Tomasz Tunguz, venture capitalist da Redpoint, partilhou 11 riscos que acredita que todos os investidores de capital de risco ponderam antes de decidirem pelo investimento.

Tomasz Tunguz é um dos investidores da Redpoint, que desde 1999 já investiu em 465 start-ups num total de 6 biliões de dólares (cerca de 5400 mil milhões de euros), que conta com 143 IPOs e M&As e que integra no seu portefólio de investimentos empresas como a 2U, HomeAway, Heroku e o Netflix.

“Embora a indústria seja chamada de capital de risco, o objetivo de um VC não é o de maximizar cada risco. Em vez disso, tentamos entender todos os riscos que uma empresa pode enfrentar e ponderá-los com a recompensa – a saída”, referiu no seu site.

Tunguz partilhou os 11 riscos que acredita que todos os investidores ponderam quando decidem sobre um potencial investimento numa start-up.

Risco eminente no mercado – É o momento certo para esse negócio? “Muitas vezes é difícil avaliar esse risco, mas é uma consideração importante a fazer.
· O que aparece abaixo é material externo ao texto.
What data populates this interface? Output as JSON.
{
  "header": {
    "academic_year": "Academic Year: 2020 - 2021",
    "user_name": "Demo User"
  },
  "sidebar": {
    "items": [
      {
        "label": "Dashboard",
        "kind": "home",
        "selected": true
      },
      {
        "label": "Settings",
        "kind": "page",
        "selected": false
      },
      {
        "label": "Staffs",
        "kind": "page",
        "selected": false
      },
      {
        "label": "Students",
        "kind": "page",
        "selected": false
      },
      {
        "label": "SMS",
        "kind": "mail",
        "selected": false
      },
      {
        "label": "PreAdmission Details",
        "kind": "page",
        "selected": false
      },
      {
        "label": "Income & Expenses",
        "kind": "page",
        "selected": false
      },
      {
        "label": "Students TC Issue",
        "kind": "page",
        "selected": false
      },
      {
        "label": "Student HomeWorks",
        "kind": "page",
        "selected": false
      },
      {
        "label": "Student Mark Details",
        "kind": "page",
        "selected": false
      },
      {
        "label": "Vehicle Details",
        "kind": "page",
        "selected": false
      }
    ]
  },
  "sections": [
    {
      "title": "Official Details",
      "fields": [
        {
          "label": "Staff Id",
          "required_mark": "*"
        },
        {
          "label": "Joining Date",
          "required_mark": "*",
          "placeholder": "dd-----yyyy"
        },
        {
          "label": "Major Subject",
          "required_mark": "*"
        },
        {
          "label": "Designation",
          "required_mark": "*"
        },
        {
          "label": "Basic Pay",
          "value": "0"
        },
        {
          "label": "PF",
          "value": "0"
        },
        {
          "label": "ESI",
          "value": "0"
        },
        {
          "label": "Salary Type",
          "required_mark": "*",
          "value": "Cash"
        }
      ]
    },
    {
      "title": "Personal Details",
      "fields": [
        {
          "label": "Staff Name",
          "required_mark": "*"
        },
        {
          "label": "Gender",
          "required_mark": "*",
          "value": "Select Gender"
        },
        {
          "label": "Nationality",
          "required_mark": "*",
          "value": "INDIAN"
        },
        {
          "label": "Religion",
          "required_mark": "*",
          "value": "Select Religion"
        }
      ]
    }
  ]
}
Muitas pessoas dizem que inventei o Facebook antes do Facebook, o que pode muito bem ser verdade. Mas na altura o mercado ainda não estava pronto para tal”.

Risco do modelo de negócio – Têm um claro modelo de negócio? A rentabilidade económica parece estar a funcionar? Se não, o que é necessário para alcançar a rentabilidade?

Risco de adoção do mercado – Existem fortes concorrentes no mercado? Quais são os principais entraves à entrada no mesmo?

Risco do tamanho do mercado – Se a empresa tiver sucesso, o cenário de desinvestimento é suficientemente grande para fornecer o tipo de retorno que o nosso fundo precisa?

Risco de execução – A equipa tem as competências certas e a paixão para alcançar os seus objetivos? Caso contrário, são eles capazes de encontrar outras pessoas que complementem os seus conhecimentos?

Risco tecnológico – A empresa precisa de desenvolver uma nova tecnologia que pode não se concretizar ou pode demorar muito mais do que o esperado até estar implementada? Isto é geralmente mais importante quando se tratam de empresas de cleantech e de hardware.

Risco da estrutura de investimento – Tem a empresa espaço suficiente para integrar mais investimento necessário ao crescimento, ao mesmo tempo que continua a assegurar que os seus colaboradores e executivos são bem compensados?

Risco da plataforma utilizada – Está a start-up a construir sobre a plataforma do YouTube, Twitter ou Facebook? Quão forte é a relação de ambos? Estão os produtos previstos pela start-up alinhados com o caminho que a plataforma está a seguir ou são complementares?

Risco para a equipa de investimento – A empresa é recetiva ao feedback? A equipa é sincera sobre o estado do negócio?

Risco financeiro – Quanto dinheiro pede a empresa para conseguir atingir os seus objetivos? É o risco de financiamento possível de gerir face ao ambiente atual e à trajetória que a empresa está a seguir?

Risco legal – Tem a empresa uma elevada probabilidade de incorrer numa ação judicial por violação de patente ou direitos de autor? Tem a empresa em mãos reclamações pendentes com colaboradores ou fundadores iniciais? Existem desafios regulatórios no setor de atuação da start-up?